The amount of coverage has been staggering–dozens of stories per day in the top national newspapers, nightly broadcast news programs that are lengthened by half an hour, 24-hour repetitions of the same information on cable news, even a blow-by-blow account in the “Kid’s Post” section of the Washington Post, which my 7-year-old reads. I first found out about the Blacksburg tragedy because a student TV news crew stopped me on the street to ask my opinion. This is a global phenomenon: Le Monde and the BBC also led with Cho Seung-hui’s picture when I looked.
It’s a choice to devote so much space and time to those 33 deaths. Bombers killed 158 in US-occupied Baghdad on Wednesday. Nigeria, the biggest country in Africa, saw violence connected to its presidential vote. Comparisons are odious; they imply that one doesn’t care about particular victims and that human lives can be counted and weighed. I do sympathize with the Blacksburg victims and their families. I sympathize because I have been told their stories in detail; but there are many other stories that I could have been told–other tragedies, or (for that matter) other narratives that are important but not tragic.
Perhaps the Virginia Tech victims deserve sympathy from all of us, but I suspect they would prefer less attention. I find it hard to see how the deserve something they don’t want.
One reason to tell the Virginia Tech story in detail is to provide us with the information we might need to act as voters and members of various communities. For instance, I work at a university much like Virginia Tech and could agitate for new policies in my institution. But it is generally a bad idea to act on the basis of extremely rare events. There have been about 40 mass shootings in the USA. During the period when those crimes have occurred, something like half a billion total people have been alive in America. That means that 0.000008 percent of the population commits mass shootings. There cannot be a general circumstance that explains why someone does something so rare. The availability of weapons, mental illness, video games–none of these prevalent factors can “explain” something that in 99.999992 percent of cases does not happen. (Bayes’ theorem seems relevant here, but I cannot precisely say why.)
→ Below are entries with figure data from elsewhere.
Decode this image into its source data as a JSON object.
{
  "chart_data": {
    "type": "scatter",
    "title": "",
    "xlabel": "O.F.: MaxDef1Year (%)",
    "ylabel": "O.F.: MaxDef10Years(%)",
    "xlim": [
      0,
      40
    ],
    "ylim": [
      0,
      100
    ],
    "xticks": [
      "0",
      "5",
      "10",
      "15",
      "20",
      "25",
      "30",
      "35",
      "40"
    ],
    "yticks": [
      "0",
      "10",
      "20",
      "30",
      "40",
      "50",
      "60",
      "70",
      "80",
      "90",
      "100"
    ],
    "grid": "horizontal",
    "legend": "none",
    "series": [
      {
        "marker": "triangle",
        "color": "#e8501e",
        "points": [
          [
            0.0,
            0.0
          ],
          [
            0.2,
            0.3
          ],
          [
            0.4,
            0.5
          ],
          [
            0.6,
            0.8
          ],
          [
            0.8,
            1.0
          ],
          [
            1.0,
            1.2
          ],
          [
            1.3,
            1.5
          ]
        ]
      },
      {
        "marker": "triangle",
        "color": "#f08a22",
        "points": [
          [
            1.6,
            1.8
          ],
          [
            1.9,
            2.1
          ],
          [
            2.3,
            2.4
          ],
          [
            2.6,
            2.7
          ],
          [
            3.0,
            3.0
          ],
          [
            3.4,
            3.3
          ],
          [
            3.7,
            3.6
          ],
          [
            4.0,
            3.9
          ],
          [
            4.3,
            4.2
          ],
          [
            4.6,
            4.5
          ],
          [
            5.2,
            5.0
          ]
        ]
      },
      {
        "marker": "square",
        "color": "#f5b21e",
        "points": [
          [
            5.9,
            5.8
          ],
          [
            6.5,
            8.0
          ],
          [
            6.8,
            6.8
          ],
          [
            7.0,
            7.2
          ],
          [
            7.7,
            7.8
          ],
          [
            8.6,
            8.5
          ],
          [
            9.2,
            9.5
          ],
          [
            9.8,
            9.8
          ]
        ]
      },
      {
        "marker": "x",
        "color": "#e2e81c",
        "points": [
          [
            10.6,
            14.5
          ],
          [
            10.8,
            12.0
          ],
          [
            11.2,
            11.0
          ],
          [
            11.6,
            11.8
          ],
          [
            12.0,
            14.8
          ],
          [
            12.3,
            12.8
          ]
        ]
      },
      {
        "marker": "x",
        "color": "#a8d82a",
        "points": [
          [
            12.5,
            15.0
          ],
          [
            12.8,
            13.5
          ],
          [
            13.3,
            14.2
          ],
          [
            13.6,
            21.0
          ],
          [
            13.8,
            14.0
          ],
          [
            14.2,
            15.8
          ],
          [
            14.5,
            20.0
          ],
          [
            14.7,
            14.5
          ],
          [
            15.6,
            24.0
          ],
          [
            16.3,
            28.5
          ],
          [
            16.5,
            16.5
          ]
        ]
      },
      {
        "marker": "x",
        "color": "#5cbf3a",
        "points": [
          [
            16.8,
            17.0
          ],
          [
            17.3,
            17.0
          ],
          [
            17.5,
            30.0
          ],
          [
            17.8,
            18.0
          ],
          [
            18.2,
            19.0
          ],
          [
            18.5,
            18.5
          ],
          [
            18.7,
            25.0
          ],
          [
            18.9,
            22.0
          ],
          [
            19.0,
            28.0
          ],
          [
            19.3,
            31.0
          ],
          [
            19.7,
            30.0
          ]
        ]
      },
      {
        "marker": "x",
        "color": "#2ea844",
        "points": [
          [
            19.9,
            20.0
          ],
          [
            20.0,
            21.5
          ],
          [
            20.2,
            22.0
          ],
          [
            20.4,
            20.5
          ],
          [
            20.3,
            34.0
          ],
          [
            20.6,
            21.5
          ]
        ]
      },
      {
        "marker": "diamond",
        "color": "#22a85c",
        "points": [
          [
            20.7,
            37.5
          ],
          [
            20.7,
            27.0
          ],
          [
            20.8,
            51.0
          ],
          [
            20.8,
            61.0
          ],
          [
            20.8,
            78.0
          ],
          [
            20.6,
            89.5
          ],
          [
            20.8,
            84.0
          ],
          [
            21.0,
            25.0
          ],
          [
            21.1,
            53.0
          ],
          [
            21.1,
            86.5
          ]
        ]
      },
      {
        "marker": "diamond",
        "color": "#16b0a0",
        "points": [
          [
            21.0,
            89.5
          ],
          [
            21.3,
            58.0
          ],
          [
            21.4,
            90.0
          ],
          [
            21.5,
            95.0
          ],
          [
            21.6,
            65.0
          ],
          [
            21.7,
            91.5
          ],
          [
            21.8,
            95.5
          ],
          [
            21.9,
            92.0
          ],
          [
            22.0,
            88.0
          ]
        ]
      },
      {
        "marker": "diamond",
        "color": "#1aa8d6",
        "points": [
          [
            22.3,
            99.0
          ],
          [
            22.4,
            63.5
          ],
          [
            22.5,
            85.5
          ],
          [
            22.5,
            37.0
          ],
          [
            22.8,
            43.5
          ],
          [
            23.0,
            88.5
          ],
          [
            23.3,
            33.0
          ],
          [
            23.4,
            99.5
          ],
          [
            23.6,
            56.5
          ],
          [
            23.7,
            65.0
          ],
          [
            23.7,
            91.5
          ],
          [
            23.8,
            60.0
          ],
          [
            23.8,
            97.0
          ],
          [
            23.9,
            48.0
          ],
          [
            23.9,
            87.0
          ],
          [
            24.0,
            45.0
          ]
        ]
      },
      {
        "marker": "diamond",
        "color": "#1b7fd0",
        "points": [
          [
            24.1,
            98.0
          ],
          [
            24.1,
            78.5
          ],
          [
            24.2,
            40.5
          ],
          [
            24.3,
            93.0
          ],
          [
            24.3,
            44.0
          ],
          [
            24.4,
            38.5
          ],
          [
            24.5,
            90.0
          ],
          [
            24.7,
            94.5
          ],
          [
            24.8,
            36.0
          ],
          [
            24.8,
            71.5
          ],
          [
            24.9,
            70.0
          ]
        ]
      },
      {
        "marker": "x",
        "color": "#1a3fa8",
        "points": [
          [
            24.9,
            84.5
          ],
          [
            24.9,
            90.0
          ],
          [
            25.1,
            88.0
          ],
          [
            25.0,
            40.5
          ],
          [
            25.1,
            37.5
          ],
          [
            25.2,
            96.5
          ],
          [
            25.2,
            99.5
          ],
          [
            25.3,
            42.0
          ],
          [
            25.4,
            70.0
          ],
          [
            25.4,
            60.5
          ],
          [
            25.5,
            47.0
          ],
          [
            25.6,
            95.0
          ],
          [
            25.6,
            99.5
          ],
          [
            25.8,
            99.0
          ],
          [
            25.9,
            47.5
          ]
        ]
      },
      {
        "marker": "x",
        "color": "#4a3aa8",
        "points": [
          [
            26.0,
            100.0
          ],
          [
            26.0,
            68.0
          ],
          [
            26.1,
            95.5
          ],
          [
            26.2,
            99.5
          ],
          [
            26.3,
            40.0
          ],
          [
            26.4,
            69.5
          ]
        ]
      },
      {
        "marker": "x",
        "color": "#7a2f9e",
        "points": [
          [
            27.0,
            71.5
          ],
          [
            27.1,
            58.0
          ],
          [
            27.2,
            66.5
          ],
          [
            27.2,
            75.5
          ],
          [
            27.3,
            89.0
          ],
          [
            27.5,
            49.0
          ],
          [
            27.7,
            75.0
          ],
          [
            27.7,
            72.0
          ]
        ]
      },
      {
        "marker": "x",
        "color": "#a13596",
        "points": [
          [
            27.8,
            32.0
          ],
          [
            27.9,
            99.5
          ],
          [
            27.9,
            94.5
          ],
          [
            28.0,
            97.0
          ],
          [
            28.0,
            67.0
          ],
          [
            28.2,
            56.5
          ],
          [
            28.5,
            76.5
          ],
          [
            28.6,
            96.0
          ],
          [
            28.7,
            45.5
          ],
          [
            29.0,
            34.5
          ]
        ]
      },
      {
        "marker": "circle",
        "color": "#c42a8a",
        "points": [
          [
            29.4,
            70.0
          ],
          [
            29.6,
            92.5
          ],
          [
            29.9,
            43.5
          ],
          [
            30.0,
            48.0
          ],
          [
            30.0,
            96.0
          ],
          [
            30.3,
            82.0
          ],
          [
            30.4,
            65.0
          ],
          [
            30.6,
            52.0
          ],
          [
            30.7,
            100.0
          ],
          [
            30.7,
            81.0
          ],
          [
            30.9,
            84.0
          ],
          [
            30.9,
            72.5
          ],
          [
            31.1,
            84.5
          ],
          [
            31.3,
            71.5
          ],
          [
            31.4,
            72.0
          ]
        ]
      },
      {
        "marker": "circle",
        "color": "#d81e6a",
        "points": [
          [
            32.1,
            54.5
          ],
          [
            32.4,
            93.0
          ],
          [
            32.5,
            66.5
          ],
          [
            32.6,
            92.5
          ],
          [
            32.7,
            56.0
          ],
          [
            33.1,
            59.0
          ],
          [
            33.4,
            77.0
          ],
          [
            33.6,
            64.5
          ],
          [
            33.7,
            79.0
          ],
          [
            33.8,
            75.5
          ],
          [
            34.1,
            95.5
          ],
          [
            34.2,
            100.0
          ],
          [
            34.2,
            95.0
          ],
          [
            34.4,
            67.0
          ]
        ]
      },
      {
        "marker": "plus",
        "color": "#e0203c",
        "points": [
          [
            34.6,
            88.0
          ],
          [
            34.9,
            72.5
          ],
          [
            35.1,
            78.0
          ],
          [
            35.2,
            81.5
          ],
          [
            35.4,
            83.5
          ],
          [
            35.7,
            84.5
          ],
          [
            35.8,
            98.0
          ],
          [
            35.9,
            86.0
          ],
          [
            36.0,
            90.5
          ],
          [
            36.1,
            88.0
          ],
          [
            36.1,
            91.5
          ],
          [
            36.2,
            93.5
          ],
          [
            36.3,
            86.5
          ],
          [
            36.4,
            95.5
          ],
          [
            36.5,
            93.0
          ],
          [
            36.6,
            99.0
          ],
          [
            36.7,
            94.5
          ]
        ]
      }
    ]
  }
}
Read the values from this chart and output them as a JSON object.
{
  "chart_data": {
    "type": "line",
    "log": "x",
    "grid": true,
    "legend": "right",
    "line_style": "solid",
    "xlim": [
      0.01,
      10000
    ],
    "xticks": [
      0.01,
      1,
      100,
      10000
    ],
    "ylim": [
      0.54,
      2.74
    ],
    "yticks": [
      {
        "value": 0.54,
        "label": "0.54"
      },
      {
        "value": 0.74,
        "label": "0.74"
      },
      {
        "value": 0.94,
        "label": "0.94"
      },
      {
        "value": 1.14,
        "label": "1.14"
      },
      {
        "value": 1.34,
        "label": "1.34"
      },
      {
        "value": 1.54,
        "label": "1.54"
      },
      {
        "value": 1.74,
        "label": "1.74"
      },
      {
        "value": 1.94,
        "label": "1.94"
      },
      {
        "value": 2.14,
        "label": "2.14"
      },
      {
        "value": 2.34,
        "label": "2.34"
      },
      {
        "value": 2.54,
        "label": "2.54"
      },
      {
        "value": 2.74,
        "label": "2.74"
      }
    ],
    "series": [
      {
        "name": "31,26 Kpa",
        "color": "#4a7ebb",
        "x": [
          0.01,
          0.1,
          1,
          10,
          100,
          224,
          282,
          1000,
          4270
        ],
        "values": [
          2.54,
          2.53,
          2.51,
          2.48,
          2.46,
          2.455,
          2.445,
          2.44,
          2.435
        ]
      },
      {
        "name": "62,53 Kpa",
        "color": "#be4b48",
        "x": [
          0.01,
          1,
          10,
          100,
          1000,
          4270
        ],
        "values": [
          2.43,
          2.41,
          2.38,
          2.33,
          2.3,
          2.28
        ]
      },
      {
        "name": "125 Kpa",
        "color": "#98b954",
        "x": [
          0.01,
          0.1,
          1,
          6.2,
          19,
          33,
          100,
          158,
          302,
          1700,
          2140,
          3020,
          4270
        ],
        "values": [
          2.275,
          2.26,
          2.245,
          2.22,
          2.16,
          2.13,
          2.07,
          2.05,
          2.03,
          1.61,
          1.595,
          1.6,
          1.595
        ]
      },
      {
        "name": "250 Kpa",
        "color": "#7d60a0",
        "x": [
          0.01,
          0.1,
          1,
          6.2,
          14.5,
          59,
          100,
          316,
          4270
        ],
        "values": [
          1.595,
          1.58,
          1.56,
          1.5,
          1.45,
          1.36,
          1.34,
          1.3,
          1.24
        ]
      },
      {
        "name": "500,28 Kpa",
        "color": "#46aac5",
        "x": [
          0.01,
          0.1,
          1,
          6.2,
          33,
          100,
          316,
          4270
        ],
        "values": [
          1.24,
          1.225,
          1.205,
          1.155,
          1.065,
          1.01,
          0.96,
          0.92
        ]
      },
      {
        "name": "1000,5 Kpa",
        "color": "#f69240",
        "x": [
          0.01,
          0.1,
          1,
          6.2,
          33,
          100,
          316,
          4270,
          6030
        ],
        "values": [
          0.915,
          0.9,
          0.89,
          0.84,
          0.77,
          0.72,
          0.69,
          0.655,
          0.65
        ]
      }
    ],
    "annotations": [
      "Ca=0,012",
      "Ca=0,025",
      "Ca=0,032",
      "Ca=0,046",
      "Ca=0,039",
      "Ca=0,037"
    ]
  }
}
It is foolish to use such rare events to make policy at any level–from federal laws to school rules. For instance, if lots of people carried concealed weapons, there is some chance that the next mass killer would be stopped after he had shot some of his victims. But millions of people would have to carry guns, and that would cause all kinds of other consequences. The day after the Blacksburg killings, two highly trained Secret Service officers were injured on the White House grounds because one of them accidentally discharged his gun. Imagine how many times such accidents would happen per year if most ordinary college students packed weapons in order to prevent the next Blacksburg.
The last paragraph was a rebuttal to those who want to use Cho Seung-hui as an argument for carrying concealed weapons. But it would be equally mistaken to favor gun control because it might prevent mass shootings. Maybe gun control is a good idea, but not because it would somewhat lower the probability of staggeringly rare events. Its other consequences (both positive and negative) are much more significant.
If obsessive coverage of a particular tragedy does not help us to govern ourselves or make wise policies, it does reduce our sense of security and trust. It reinforces our belief that “current events” and “public affairs” are mostly about senseless acts of violence. It plants the idea that one can become spectacularly famous by killing other people. These are not positive consequences.
It is moving that some students have started a “reach out to a loner” campaign on the Internet. They are trying to respond constructively to something that they have been told is highly important. Imagine what they might accomplish if they turned their attention to the prison population, the high-school dropout problem, or even ordinary mental illness.